BTW, if you’re going to attack someone because he “turned” when he got old, you might as well attack Jean-Paul Sartra while you’re at it. But again, it makes you desperate and unsure of yourself.

So Psychology is about not being arrogant, condescending, or really really ignorant? I think you’re on about yourself there, mate… especially when all you can offer up in reply are ad Homs and baiting. Go you!

Did you not come into this thread to debate, or just to attack the person’s character?

Keep this up sunshine, and you’ll be getting attacked with warnings.

Sartre?

Measurement is not the point. Not that it’s even possible to measure these things beyond some sort of ranking.

I used “good” - “bad” - “evil” to show that “evil” is on one end of a larger scale of evaluation. Efficiency has nothing to do with my point.

We don’t call petty crimes, illegal parking and spitting in the street “evil” because they don’t warrant the “evil” label.

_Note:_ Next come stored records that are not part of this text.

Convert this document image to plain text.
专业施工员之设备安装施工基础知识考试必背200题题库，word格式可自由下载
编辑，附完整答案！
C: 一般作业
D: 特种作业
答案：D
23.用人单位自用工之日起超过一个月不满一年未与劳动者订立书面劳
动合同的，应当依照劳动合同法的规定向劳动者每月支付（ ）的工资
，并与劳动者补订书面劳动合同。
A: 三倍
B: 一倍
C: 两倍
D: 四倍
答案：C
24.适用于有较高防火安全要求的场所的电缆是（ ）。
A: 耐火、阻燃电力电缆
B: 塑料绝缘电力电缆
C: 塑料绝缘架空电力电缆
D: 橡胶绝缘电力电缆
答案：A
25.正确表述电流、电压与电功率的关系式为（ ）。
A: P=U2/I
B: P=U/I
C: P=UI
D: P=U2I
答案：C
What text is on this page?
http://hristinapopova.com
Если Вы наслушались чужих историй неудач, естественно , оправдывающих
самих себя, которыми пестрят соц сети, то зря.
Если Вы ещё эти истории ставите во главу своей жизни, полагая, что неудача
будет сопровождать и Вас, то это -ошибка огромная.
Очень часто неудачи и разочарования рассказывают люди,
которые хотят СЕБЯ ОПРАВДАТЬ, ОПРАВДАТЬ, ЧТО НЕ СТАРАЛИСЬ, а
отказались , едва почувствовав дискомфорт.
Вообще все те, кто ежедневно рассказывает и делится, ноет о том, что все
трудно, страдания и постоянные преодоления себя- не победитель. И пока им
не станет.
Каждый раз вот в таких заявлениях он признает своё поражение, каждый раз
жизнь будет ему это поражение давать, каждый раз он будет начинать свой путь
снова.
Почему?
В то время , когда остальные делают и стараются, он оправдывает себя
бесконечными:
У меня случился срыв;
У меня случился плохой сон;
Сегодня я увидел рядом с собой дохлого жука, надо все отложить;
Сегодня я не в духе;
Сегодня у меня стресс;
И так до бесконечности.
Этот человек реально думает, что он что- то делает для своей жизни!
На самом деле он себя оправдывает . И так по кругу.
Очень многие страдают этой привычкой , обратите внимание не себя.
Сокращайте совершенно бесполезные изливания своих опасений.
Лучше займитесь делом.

If somebody tried to change the definition of the word “hungry” to span the range “not hungry” to “very hungry” , it would not make any sense because “hungry” never means “not hungry”. “Desperate” never means “not desperate”. If someone shows no signs of being desperate then he/she is not desperate.

You’re not making it simple. You’re making it confusing. I’m responding to your posts with a certain understanding of the word “desperate”. If you tell me that a theist can be desperate without any signs of desperation, then as far as I’m concerned it’s nonsense. And as I said, just believing in a god is not a sign of desperation.

Petty crimes are not evil in any sense. The word “evil” carries a stigma and people do not want to be called evil. If you are going to use the word for practically every mildly negative act, then you will get resistance along with confusion.

Snark’s point is that evidence is not necessary :

The Dispenza quote says that information and technology distracts some people from looking in the right direction. The insistence on evidence for the existence of God, prevents those people from finding God.

The Maslow quote is similar in that the “downlevelling” is an obsession with the materialistic at the expense of the “higher”.

Both quotes are critical of a low level materialistic focus. Both support Snark’s posted idea.

Yes. It was a deathbed confession: “I do not feel that I am the product of chance, a speck of dust in the universe, but someone who was expected, prepared, prefigured. In short, a being whom only a Creator could put here: and this idea of a creating hand refers to God.” His Atheist mistress, Simone de Beauvior, wrote a scathing article calling him as a “senile traitor” after his death in 1980 – kinda like what Prismatic does with Flew and every other person who becomes more religious as they age.